When it runs, you can see text being generated as shown below.

Verification
As can be seen from the implementation, the default context length is set to 4096. We will investigate the behavior when increasing the context length by adding the --max-seq-len
argument as shown in the following script.
# Specify the GPU to use
export CUDA_VISIBLE_DEVICES=0
NGPUS=1
# Specify the context length
SEQ_LEN=10000
# If running on another GPU on the same machine, specify the torchrun port individually
MASTER_PORT=29004
# Execute inference with INT4 quantization
MODE=int4_mixed
CHECKPOINT_DIR=~/.llama/checkpoints/Llama-4-Scout-17B-16E-Instruct
PYTHONPATH=$(git rev-parse --show-toplevel) \
torchrun --nproc_per_node=$NGPUS --master-port $MASTER_PORT \
-m models.llama4.scripts.chat_completion $CHECKPOINT_DIR \
--world_size $NGPUS \
--quantization-mode $MODE \
--max-seq-len $SEQ_LEN
The results of a binary search for context length when using 1, 2, 4, and 8 GPUs are shown in the following table.
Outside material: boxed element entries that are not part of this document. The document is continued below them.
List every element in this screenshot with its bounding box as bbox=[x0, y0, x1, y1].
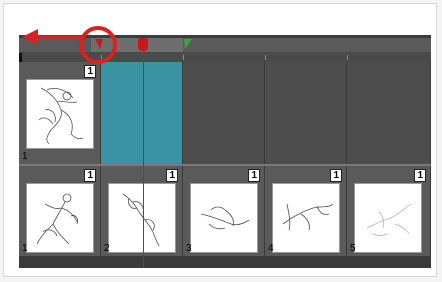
exposure-badge: 1 bbox=[84, 65, 96, 78]
drawing-sketch bbox=[282, 203, 334, 231]
drawing-sketch bbox=[38, 87, 84, 145]
frame-number: 5 bbox=[350, 243, 356, 254]
layer-row-1: 1 1 bbox=[19, 62, 431, 164]
drawing-sketch bbox=[122, 193, 160, 247]
drawing-thumbnail bbox=[108, 183, 176, 253]
timeline-panel: 1 1 1 1 1 2 1 3 1 4 1 5 bbox=[19, 35, 431, 268]
frame-cell-empty[interactable] bbox=[183, 62, 265, 164]
frame-cell[interactable]: 1 2 bbox=[101, 166, 183, 256]
drawing-thumbnail bbox=[190, 183, 258, 253]
frame-cell-empty[interactable] bbox=[265, 62, 347, 164]
ruler-tick bbox=[183, 55, 184, 60]
drawing-sketch bbox=[366, 203, 412, 236]
frame-cell-empty[interactable] bbox=[347, 62, 431, 164]
exposure-badge: 1 bbox=[166, 169, 178, 182]
drawing-thumbnail bbox=[354, 183, 422, 253]
left-arrow-icon bbox=[22, 29, 84, 45]
drawing-sketch bbox=[36, 193, 78, 245]
exposure-badge: 1 bbox=[84, 169, 96, 182]
frame-cell[interactable]: 1 4 bbox=[265, 166, 347, 256]
frame-number: 1 bbox=[22, 151, 28, 162]
frame-number: 3 bbox=[186, 243, 192, 254]
frame-cell[interactable]: 1 1 bbox=[19, 62, 101, 164]
frame-cell-selected[interactable] bbox=[101, 62, 183, 164]
frame-cell[interactable]: 1 5 bbox=[347, 166, 431, 256]
playhead-icon[interactable] bbox=[138, 38, 148, 51]
ruler-start-mark bbox=[19, 53, 22, 62]
playhead-line[interactable] bbox=[143, 45, 144, 268]
frame-number: 1 bbox=[22, 243, 28, 254]
frame-cell[interactable]: 1 1 bbox=[19, 166, 101, 256]
frame-number: 2 bbox=[104, 243, 110, 254]
drawing-thumbnail bbox=[272, 183, 340, 253]
ruler-tick bbox=[265, 55, 266, 60]
drawing-sketch bbox=[200, 206, 250, 230]
timeline-bottom-bar bbox=[19, 256, 431, 268]
layer-row-2: 1 1 1 2 1 3 1 4 1 5 bbox=[19, 166, 431, 256]
frame-cell[interactable]: 1 3 bbox=[183, 166, 265, 256]
drawing-thumbnail bbox=[26, 79, 94, 149]
exposure-badge: 1 bbox=[414, 169, 426, 182]
annotation-circle bbox=[79, 26, 117, 64]
green-triangle-icon[interactable] bbox=[183, 39, 192, 49]
ruler-tick bbox=[347, 55, 348, 60]
frame-number: 4 bbox=[268, 243, 274, 254]
exposure-badge: 1 bbox=[330, 169, 342, 182]
exposure-badge: 1 bbox=[248, 169, 260, 182]
drawing-thumbnail bbox=[26, 183, 94, 253]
Number of H100 GPUs | Maximum context length that worked | Minimum context length that did not work |
1 | 35,000 | 40,000 |
2 | 400,000 | 600,000 |
4 | 1,000,000 | 1,200,000 |
8 | 2,500,000 | 3,000,000 |
The maximum context length when using one H100 was limited to 35,000 tokens, and even with 8 H100s, the maximum was 2.5 million tokens. Compared to FP8 quantized inference using vLLM, it operated with less memory and achieved a longer context length, but we could not achieve the 10 million token input mentioned in the press release. Assuming that context length is proportional to memory capacity, it is estimated that 32 or more H100s would be required to achieve 10 million token input with this method.
Summary
This time, we confirmed, following the official procedure, that the part of the Llama 4 press release stating it “can be loaded onto a single H100 GPU” is correct. We could not verify the “can handle 10 million token input” part, but we estimated the number of GPUs required to achieve it.
In the future, we will investigate options suitable for efficient deployment by examining the implementation and profiling.